Nagra explains this agility within the independent sector with an example: “If we have an existing building, and we are using half of it for consolation rooms, could that area be used for complex uses, and could we move the consolation rooms to a temporary or permanent building external to the existing estate.”

Flexibility is one priority, but it fits in with another, future-proofing. Buckingham explains that this should be emphasised as we don’t know what the estate will need in ten years’ time. “Huge technology might be the size of a matchbox, we just don’t know,” she jokes.

Sustainability’s part in this can play both sides. Whilst reusing old buildings can seem like the more sustainable option, the panel discusses that when you dig down into it, this can be misleading. “Fitting out an old building brings sustainability challenges,” Henry suggests. 

With the 2024 UK general election happening, this could be a time for great change in the sector

This can be the case as The experts talk about the impact of inefficient energy usage, and lack of suitability when retrofitting as ways that the old buildings will require more than they are worth to remain as healthcare buildings.

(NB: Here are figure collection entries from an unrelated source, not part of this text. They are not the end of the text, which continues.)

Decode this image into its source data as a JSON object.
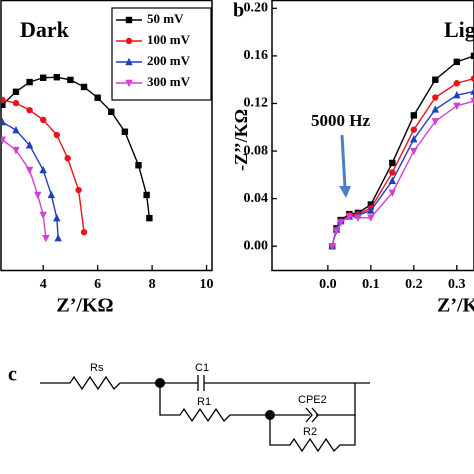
{
  "chart_data": [
    {
      "type": "line",
      "title": "Dark",
      "xlabel": "Z’/KΩ",
      "xlim": [
        2.45,
        10.2
      ],
      "ylim": [
        0,
        5
      ],
      "xticks": [
        4,
        6,
        8,
        10
      ],
      "legend": "upper right",
      "series": [
        {
          "name": "50 mV",
          "color": "#000000",
          "marker": "square",
          "x": [
            2.5,
            3,
            3.5,
            4,
            4.5,
            5,
            5.5,
            6,
            6.5,
            7,
            7.5,
            7.8,
            7.9
          ],
          "values": [
            3.06,
            3.3,
            3.48,
            3.56,
            3.57,
            3.52,
            3.39,
            3.19,
            2.93,
            2.56,
            1.94,
            1.39,
            0.96
          ]
        },
        {
          "name": "100 mV",
          "color": "#e8141c",
          "marker": "circle",
          "x": [
            2.5,
            3,
            3.5,
            4,
            4.5,
            4.9,
            5.3,
            5.5
          ],
          "values": [
            3.15,
            3.09,
            2.96,
            2.78,
            2.5,
            2.07,
            1.48,
            0.7
          ]
        },
        {
          "name": "200 mV",
          "color": "#1f3fbf",
          "marker": "triangle-up",
          "x": [
            2.5,
            3,
            3.5,
            4,
            4.3,
            4.5,
            4.55
          ],
          "values": [
            2.74,
            2.59,
            2.31,
            1.85,
            1.39,
            0.96,
            0.59
          ]
        },
        {
          "name": "300 mV",
          "color": "#d43fd4",
          "marker": "triangle-down",
          "x": [
            2.5,
            3,
            3.5,
            3.8,
            4.0,
            4.1
          ],
          "values": [
            2.41,
            2.22,
            1.85,
            1.39,
            1.02,
            0.59
          ]
        }
      ]
    },
    {
      "type": "line",
      "panel_label": "b",
      "title": "Light",
      "xlabel": "Z’/KΩ",
      "ylabel": "-Z’’/KΩ",
      "annotation": "5000 Hz",
      "xlim": [
        -0.13,
        0.34
      ],
      "ylim": [
        -0.02,
        0.207
      ],
      "xticks": [
        {
          "value": 0,
          "label": "0.0"
        },
        0.1,
        0.2,
        0.3
      ],
      "yticks": [
        {
          "value": 0,
          "label": "0.00"
        },
        0.04,
        0.08,
        0.12,
        0.16,
        {
          "value": 0.2,
          "label": "0.20"
        }
      ],
      "x": [
        0.01,
        0.02,
        0.03,
        0.05,
        0.07,
        0.1,
        0.15,
        0.2,
        0.25,
        0.3,
        0.34
      ],
      "series": [
        {
          "color": "#000000",
          "marker": "square",
          "values": [
            0.0,
            0.015,
            0.022,
            0.027,
            0.028,
            0.035,
            0.07,
            0.11,
            0.14,
            0.155,
            0.16
          ]
        },
        {
          "color": "#e8141c",
          "marker": "circle",
          "values": [
            0.0,
            0.014,
            0.021,
            0.026,
            0.027,
            0.032,
            0.062,
            0.098,
            0.125,
            0.137,
            0.141
          ]
        },
        {
          "color": "#1f3fbf",
          "marker": "triangle-up",
          "values": [
            0.0,
            0.014,
            0.021,
            0.025,
            0.026,
            0.03,
            0.055,
            0.09,
            0.115,
            0.127,
            0.13
          ]
        },
        {
          "color": "#d43fd4",
          "marker": "triangle-down",
          "values": [
            0.0,
            0.013,
            0.02,
            0.025,
            0.024,
            0.024,
            0.045,
            0.08,
            0.105,
            0.118,
            0.122
          ]
        }
      ]
    }
  ],
  "circuit": {
    "panel_label": "c",
    "labels": [
      "Rs",
      "C1",
      "R1",
      "CPE2",
      "R2"
    ]
  }
}
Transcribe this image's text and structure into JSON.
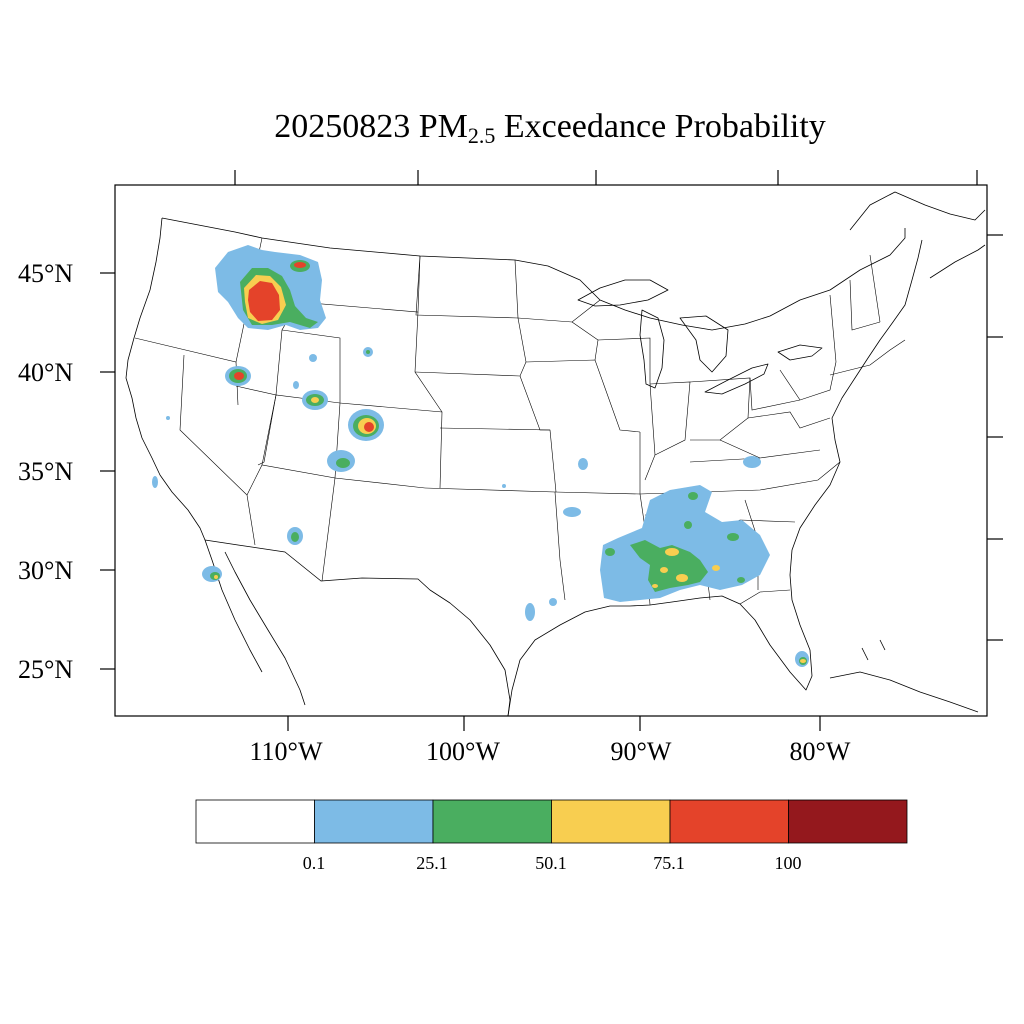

Howlett brings up the statistic that over 2,000 NHS buildings are older than the NHS itself. “The existing estate is often not fit for purpose,” he says. “A mindset shift is needed.”

2024 and beyond 

With the 2024 UK general election happening, this could be a time for great change in the sector. Nagra knows this will play a part in the immediate future and beyond: “I won’t talk politics, but politics will play a part in all of this.”

The panel agree, the estates in the NHS and the independent sector need to work together if the UK’s healthcare system is going to work efficiently and reduce the grossly long waiting lists. Experts have their plans, but only time will tell how these plans play out.